SQLite and the Performance Implications of Indexes

Indexes make an enormous difference in the read speed of a databases. I have previously mentioned that adding proper indexes is a significant part of improving overall database performance. We can use SQLite and Python to demonstrate how much of a difference indexes make in certain cases.

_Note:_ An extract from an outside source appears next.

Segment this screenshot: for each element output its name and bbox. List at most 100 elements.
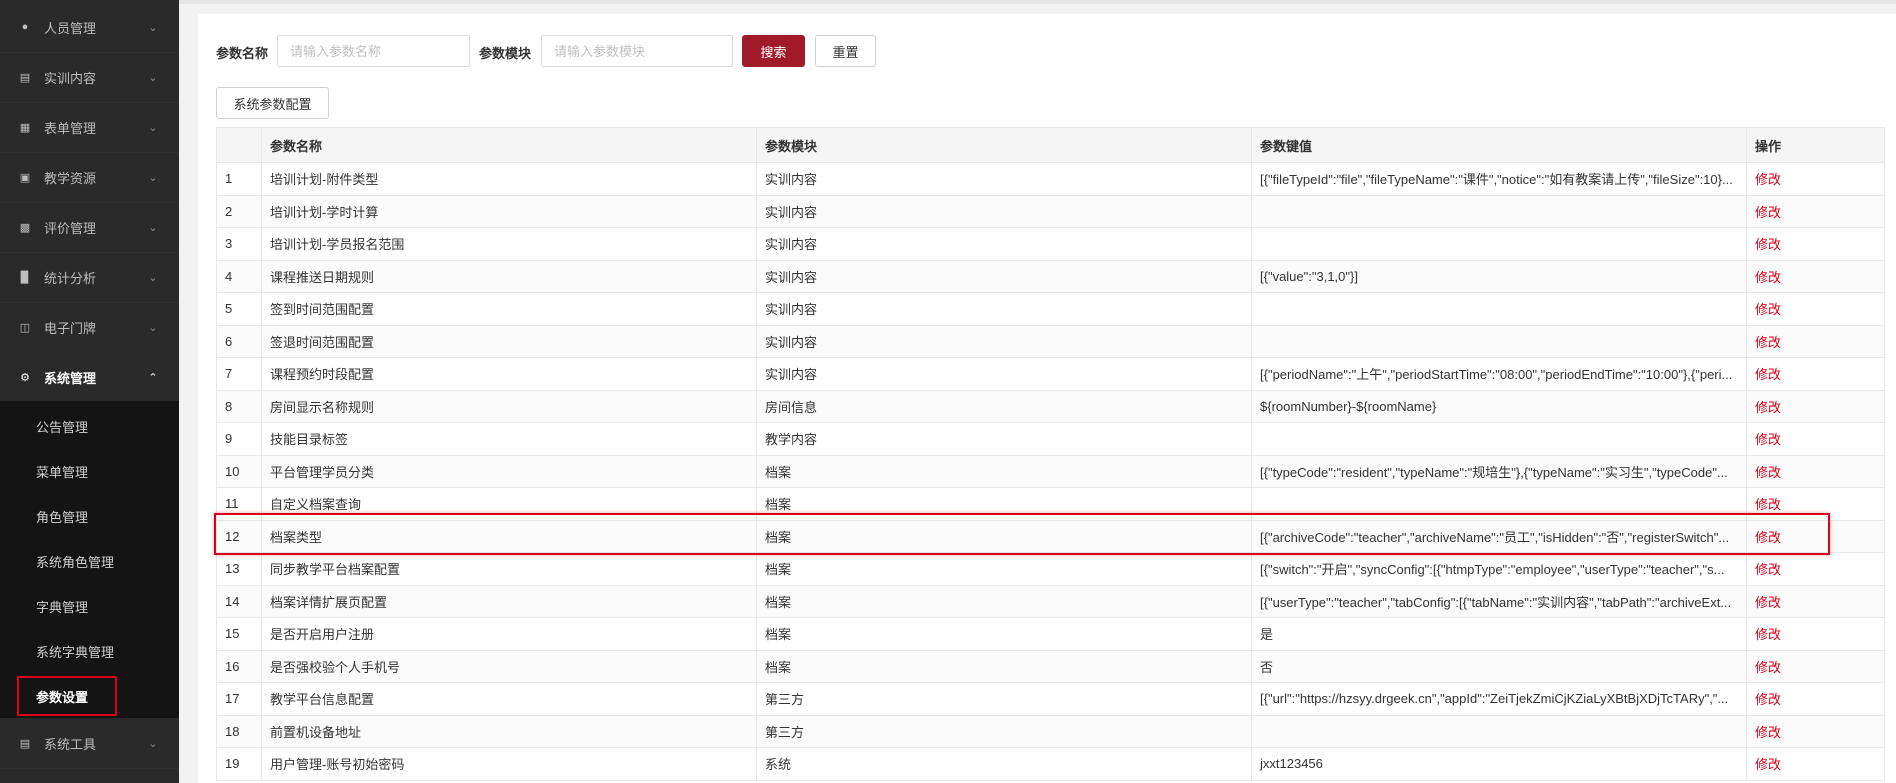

For this purpose, we create a database with 5000 rows. Each row will have two columns, one with a random number and the other with a random string. Then we will test the speed with a query that finds rows where col1 is identical but col2 is different using the Python timeit library. Then we will see how long it takes to both create an index and execute the same query. Just to ensure that the results are consistent, we will drop the index and then repeat the test. All together, the code to do this looks like:

#imports
import sqlite3
import random
import timeit
from collections import OrderedDict

#Constants used as settings
alpha = 'abcdefghijklmnopqrstuvwxyz'
numRows = 5000

def createRandomDB():
    conn = sqlite3.connect('TestingIndex.py')
    curs = conn.cursor()
    curs.execute('drop table if exists IndexTestTbl')
    conn.commit()
    curs.execute('create table IndexTestTbl (col1, col2)')
    conn.commit()
    for i in range(numRows):
        col1 = random.randint(1, numRows)
        col2 = ''.join(random.choice(alpha) for x in range(25))
        curs.execute('insert into IndexTestTbl values (?, ?)', (col1, col2))
    conn.commit() #commit is expensive, to execute only after the loop

def readTable():
    #Does not actively destroy indexes. Assumes that the table lacks indexes
    conn = sqlite3.connect('TestingIndex.py')
    curs = conn.cursor()
    curs.execute('''select *
                    from IndexTestTbl t1
                    where exists (select * from IndexTestTbl t2
                                  where t1.col1 = t2.col1
                                  and t1.col2 != t2.col2)
                        ''')
    a = curs.fetchall()

def createIdxReadTable():
    conn = sqlite3.connect('TestingIndex.py')
    curs = conn.cursor()
    curs.execute('''create index if not exists
                     TestIdx on IndexTestTbl (col1)''')
    conn.commit()
    readTable()

###########################################
if __name__ == '__main__':
    resultsDict = OrderedDict() #Using OrderedDict to keep the plots in order
    createRandomDB()
    resultsDict['ReadNoIdx'] = timeit.timeit('readTable()',
            number = 1, setup='from __main__ import readTable')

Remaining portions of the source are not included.